Dans un précédent article, on vous expliquait justement à quel point la gestion du sommeil était importante pour les performances sur le terrain. Après le match contre l'Allemagne, les joueurs ont eu trois jours ou plutôt trois nuits pour se caler à un nouveau rythme avec notamment un lever plus précoce. Il y a donc fort à parier que certains joueurs ont cumulé une dette de sommeil lors de ces derniers jours, qu'ils pourront heureusement combler le lendemain ou le surlendemain du match contre la Hongrie avec une longue sieste.

Le plus gros écueil pour les joueurs, c'est que l'horaire du match contre la Hongrie correspond à l'horaire habituel de la sieste mais l'adrénaline d'une rencontre de l'Euro devrait facilement leur permettre de vaincre une éventuelle somnolence à cette heure de la journée. C'est aussi une problématique que connaissent bien les joueurs durant la saison avec des matches de championnat qui peuvent avoir lieu dans l'après-midi le week-end et des matches de coupe d'Europe en soirée pendant la semaine, donc ils ne devraient pas avoir beaucoup de mal à s'adapter.

Turnover et gestion cruciale des temps faibles et forts

Face à la Hongrie, il ne serait pas surprenant de voir Didier Deschamps remanier son équipe et faire entrer du sang neuf, pour préserver certains joueurs. Le match contre l'Allemagne a été particulièrement intense physiquement et pourrait avoir laissé quelques séquelles. Pour permettre à certains joueurs de bien récupérer, le sélectionneur des Bleus pourrait faire tourner dès le deuxième match afin de remettre son « équipe type » contre le Portugal.

En plus de préserver physiquement certains joueurs, faire tourner son effectif offrirait aussi à Didier Deschamps l'avantage d'intégrer et de mobiliser complètement les remplaçants à la quête collective. Remaniée ou pas, l'équipe de France devrait quoi qu'il arrive souffrir de la chaleur, au même titre que la Hongrie même si elle joue chez elle et qu'elle a eu plus de temps pour s'acclimater à la chaleur locale.

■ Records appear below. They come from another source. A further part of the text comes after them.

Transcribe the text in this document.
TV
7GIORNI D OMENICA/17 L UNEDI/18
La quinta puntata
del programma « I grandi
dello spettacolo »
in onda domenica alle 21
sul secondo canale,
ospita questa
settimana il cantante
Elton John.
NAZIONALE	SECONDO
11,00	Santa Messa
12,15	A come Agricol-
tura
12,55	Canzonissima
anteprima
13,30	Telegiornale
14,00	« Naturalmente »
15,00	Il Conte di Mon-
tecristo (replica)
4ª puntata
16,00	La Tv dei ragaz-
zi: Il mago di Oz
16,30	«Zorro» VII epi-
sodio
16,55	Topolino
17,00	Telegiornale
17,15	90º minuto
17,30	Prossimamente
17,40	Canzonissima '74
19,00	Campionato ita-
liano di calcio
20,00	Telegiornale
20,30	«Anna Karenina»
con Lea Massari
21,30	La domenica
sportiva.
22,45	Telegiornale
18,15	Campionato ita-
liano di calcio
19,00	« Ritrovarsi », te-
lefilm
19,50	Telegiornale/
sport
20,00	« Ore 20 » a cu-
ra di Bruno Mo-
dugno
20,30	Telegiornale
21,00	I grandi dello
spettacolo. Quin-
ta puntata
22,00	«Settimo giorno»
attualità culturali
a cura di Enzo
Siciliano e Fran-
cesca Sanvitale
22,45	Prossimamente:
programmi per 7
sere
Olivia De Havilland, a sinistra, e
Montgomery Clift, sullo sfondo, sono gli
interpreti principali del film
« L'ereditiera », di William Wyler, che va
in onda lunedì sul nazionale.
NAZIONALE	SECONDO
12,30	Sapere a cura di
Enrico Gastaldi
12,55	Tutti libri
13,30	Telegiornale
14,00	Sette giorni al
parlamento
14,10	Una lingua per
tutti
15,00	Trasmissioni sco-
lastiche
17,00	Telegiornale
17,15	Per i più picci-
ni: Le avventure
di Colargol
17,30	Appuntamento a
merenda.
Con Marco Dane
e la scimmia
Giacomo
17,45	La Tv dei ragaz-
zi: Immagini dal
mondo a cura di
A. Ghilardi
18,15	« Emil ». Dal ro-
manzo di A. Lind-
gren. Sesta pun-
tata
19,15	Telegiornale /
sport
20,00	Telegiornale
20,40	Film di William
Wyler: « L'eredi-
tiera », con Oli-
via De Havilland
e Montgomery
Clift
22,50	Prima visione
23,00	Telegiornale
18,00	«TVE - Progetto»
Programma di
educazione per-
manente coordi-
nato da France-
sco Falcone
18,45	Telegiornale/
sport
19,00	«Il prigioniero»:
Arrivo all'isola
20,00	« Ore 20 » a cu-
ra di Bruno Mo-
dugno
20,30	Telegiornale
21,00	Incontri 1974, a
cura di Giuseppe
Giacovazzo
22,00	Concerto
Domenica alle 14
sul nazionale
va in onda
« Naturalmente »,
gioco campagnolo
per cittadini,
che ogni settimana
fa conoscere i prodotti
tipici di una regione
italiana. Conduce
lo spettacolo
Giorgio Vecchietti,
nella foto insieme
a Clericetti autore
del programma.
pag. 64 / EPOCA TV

Didier Deschamps et Guy Stéphan

C'est pourquoi la gestion tactique du match sera également cruciale. Les Bleus effectueront-ils un fort pressing dès le début de la rencontre pour profiter de leur fraîcheur physique et faire la différence rapidement avant de progressivement reculer pour mieux contrer ? Ou au contraire, vont-ils faire en sorte de conserver le ballon dans le camp des Hongrois pour les épuiser et se préserver physiquement par la même occasion ? Peu importe leur stratégie, la gestion des temps forts et des temps faibles pourrait être encore plus cruciale dans ces conditions de fortes chaleurs. Heureusement pour Didier Deschamps, il a des joueurs capables d'optimiser au maximum un temps fort très court comme de rentabiliser au maximum un temps faible très long. Un luxe que ne possède pas Marco Rossi, le sélectionneur de la Hongrie.